Who had also seemed to enter a relationship with him.
And who also couldn't withdraw her money and was asked to pay a "tax" that couldn't be deducted from the account itself.
I told Zhibin and sent him the links to the complaints.
"The news is out," he said, matter-of-factly. "It's time for you to wake up."
On that day, everything became crystal clear. Suddenly, all of the things that didn't add up finally made sense.
Like the time Junchen couldn't remember what day of the week it was (pig-butchering scammers are underslept and located in Southeast Asia).
Or when he was confused about "PDT" (Pacific Daylight Time; but he was in San Francisco, no?).
Or when I thought his tone and punctuation would change midway into the conversation (the fraudsters operate in a team, and they copy their answers -- financial-related or romantically-related -- from a playbook).
Or when he would alternate between dull and lucid responses.
Or how he didn't mind just "accompanying [me] in this way forever", despite being in his early 30's. (Hopeless romantics exist, but it seemed too good to be true that I landed one.)
Or when he stopped replying much to my messages (he had found other women to scam; weeks after I confronted him, he habitually wished me good night, but in his haste, accidentally called me "美嫻 (Mei Xian)", presumably the Chinese name of one of his different victims).
All of these things were inexplicable until that day.

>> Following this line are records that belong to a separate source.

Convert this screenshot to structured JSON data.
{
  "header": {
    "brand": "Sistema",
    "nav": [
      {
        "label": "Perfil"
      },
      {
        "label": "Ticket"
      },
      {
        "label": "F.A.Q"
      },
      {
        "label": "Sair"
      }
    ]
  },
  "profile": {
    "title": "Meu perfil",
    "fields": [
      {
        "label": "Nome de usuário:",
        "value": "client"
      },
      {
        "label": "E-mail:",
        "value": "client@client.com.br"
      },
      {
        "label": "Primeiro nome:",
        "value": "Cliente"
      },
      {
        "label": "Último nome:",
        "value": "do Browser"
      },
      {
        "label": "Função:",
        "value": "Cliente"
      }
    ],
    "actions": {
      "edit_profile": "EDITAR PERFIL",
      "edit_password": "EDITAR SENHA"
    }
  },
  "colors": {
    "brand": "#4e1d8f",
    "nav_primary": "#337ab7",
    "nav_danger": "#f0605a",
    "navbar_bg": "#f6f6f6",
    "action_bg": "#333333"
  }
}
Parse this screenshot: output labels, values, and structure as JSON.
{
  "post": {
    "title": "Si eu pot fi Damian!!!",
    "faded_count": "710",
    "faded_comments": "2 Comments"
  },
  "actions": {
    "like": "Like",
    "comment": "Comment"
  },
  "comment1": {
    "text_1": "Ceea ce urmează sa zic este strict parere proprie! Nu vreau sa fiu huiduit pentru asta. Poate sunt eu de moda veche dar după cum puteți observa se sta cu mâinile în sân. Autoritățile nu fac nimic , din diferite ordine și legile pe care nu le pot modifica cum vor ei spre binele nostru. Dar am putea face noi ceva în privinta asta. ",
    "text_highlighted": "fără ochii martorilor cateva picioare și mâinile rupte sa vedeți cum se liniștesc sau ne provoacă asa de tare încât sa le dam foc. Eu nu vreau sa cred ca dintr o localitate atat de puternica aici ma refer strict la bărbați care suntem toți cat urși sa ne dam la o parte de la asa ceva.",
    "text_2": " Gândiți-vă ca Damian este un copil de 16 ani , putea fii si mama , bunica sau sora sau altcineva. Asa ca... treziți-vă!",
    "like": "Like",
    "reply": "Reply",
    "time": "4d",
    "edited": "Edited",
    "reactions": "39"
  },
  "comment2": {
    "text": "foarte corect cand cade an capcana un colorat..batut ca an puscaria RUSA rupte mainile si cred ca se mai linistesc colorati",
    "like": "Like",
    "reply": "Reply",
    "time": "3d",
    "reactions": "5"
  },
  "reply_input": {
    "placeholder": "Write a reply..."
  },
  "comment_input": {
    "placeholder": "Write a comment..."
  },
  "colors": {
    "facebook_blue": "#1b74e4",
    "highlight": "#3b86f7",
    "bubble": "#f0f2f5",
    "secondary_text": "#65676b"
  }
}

And the financial hit, while immense and traumatic, was only compounded by my need to confront the reality that there was no singular person named Junchen Li: he was an elaborate scheme, an entity, a plan. One that I consumed hook, line, and sinker, and with gusto. And he was run by a cunning team of schemers, acting in a hunting pack, carefully studying their prey before attacking.
Perhaps the most hurtful thing was realizing that not only was the investment a simulation, but that someone I cared for deeply was, in fact, a mirage all along.